Deux ovins présentent des résultats d’analyses suspects. Le ministère souligne l’efficacité du dépistage.

Les autorités sanitaires portugaises enquêtent sur une maladie mystérieuse qui touche les ovins, après que 2 moutons malades ont été abattus en octobre dernier au nord du pays, a indiqué mardi le gouvernement. « Deux animaux ayant présenté des résultats d’analyses suspects […] ont été abattus » dans « le cadre du plan national de vigilance et contrôle de l’encéphalopathie spongiforme transmissible (EST) », dite tremblante des moutons, a annoncé le ministère de l’Agriculture dans un communiqué visant à rassurer les consommateurs. « Des doutes subsistent et ne nous permettent pas de conclure avec certitude la nature, ni l’origine des lésions trouvées sur ces animaux», dont l’un a été découvert dans une exploitation du nord du Portugal et l’autre importé directement d’Espagne pour être abattu au Portugal, précise le document.

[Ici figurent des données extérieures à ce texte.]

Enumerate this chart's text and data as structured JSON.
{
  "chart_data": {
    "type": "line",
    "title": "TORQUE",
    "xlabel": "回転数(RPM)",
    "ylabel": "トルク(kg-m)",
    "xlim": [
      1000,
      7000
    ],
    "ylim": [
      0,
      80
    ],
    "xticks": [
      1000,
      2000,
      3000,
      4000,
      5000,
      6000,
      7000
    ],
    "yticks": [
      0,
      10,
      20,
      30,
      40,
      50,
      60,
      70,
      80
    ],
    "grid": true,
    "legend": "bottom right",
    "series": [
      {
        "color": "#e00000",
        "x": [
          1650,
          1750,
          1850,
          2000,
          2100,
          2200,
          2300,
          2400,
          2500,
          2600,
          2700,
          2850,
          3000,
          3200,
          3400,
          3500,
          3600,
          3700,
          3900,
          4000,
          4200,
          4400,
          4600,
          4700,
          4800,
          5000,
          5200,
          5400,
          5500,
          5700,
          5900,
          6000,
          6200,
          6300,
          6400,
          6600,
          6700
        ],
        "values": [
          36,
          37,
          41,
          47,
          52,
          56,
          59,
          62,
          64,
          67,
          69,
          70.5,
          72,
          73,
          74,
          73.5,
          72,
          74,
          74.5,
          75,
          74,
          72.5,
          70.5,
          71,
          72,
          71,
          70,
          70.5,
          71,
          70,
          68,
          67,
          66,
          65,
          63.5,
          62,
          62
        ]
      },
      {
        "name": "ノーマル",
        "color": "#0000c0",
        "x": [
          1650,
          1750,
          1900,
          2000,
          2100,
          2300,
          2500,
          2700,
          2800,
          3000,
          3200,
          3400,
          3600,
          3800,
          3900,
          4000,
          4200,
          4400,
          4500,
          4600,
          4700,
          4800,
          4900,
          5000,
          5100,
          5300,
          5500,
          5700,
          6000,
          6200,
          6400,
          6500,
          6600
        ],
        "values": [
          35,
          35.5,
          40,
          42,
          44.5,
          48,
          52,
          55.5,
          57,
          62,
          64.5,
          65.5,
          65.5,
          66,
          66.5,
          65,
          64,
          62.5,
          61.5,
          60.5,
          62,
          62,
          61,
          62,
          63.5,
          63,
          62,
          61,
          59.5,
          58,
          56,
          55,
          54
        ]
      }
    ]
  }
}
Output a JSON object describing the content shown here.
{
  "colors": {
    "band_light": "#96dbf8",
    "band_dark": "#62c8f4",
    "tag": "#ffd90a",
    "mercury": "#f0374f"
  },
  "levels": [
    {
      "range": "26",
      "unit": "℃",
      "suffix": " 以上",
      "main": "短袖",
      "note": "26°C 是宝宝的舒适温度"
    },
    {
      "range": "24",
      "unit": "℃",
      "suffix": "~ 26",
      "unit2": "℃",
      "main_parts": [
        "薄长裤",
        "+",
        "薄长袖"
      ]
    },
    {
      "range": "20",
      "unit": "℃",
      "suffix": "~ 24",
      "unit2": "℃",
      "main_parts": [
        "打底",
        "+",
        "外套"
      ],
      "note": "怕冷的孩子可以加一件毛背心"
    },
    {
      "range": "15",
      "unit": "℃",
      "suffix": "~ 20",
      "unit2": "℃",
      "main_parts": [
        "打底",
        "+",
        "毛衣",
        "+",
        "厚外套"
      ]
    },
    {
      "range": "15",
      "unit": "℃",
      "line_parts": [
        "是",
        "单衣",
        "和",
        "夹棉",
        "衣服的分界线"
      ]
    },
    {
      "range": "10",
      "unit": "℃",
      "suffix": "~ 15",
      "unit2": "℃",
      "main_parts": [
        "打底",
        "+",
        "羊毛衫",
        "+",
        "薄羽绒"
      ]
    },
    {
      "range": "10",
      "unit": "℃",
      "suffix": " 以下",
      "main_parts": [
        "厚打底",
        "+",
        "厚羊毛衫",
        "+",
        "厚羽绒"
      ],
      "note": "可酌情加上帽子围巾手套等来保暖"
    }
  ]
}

Le gouvernement réagissait ainsi aux informations publiées mercredi par le quotidien Publicorapportant que 2 moutons d’une exploitation du nord du pays avaient été contrôlés positifs aux tests de dépistage de l’EST à l’automne dernier.

Dépistage systématique

Des mesures de prévention ont aussitôt été prises par les autorités, a annoncé Luis Frazao Gomes, secrétaire d’Etat de l’adjoint du ministère de l’Agriculture. L’exploitation dans laquelle un mouton malade a été découvert a été placée sous séquestre, la trentaine d’animaux a été abattue et une enquête a été ouverte. Les résultats des tests pratiqués sur les autres moutons ne sont pas encore connus.

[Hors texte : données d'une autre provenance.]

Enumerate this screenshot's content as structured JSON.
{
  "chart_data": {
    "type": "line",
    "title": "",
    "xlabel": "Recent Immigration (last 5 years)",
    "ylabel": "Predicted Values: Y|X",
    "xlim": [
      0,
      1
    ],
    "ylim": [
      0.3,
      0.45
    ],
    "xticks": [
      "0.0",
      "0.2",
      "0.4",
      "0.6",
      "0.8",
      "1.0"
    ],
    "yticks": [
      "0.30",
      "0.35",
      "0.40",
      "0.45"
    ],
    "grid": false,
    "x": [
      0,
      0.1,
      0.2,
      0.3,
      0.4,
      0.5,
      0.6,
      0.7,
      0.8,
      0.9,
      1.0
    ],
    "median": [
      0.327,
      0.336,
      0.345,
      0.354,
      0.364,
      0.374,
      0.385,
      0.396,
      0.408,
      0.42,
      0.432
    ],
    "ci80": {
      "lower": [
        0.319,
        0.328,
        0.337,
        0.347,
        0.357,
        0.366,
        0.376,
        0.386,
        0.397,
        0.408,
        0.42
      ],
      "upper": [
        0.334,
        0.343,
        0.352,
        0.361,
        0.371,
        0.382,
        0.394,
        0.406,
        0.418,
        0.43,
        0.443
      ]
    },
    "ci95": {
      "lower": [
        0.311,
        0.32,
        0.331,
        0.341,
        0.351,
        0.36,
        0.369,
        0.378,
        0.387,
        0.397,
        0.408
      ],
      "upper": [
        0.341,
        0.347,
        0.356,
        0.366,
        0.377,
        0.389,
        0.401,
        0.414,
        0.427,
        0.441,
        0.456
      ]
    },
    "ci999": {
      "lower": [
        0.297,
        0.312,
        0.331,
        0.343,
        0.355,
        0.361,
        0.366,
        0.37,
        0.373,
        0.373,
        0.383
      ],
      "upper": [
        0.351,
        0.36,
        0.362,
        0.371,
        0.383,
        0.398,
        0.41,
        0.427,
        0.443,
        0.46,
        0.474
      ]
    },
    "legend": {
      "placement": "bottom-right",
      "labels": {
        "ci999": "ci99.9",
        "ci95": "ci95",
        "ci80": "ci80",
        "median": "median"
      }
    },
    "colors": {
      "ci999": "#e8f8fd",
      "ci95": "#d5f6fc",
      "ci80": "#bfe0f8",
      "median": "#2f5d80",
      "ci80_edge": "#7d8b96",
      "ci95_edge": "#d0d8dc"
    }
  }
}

Le gouvernement portugais a décidé l’année dernière de soumettre à un test de dépistage de l’EST sur tous les ovins et caprins de plus de 18 mois destinés à la vente. « Le plan de vigilance et contrôle empêche que soient introduits sur le marché des animaux n’ayant pas fait l’objet de tests de dépistage, ce qui garantit la sécurité des consommateurs portugais», affirme le gouvernement.

Forme de tremblante

L’analyse de ces cas suspects a été confiée à un laboratoire vétérinaire britannique. Mais, d’après M. Frazao Gomes les résultats ne sont pas concluants et le gouvernement attend des explications plus précises. « Le laboratoire a conclu qu’il ne s’agissait pas d’un cas présentant les caractéristiques typiques de tremblante ovine », une maladie qui peut toucher les ovins et caprins, mais qui n’est pas contagieuse pour l’homme.

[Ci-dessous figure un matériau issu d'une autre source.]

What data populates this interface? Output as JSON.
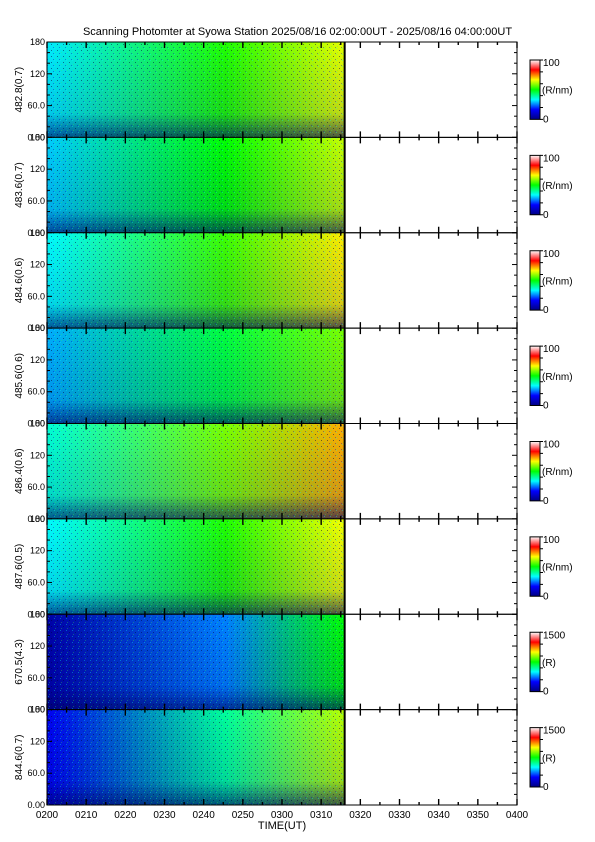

M. Frazao Gomes a qualifié en revanche de pure « spéculation» les interrogations sur une forme d’ESB, touchant des ovins. « Le laboratoire anglais ne nous a pas dit que ce qu’il a trouvé correspondait» à l’ESB, a-t-il déclaré. Et d’ajouter : il peut s’agir « de tremblante ovine sans pour autant en présenter les caractéristiques ».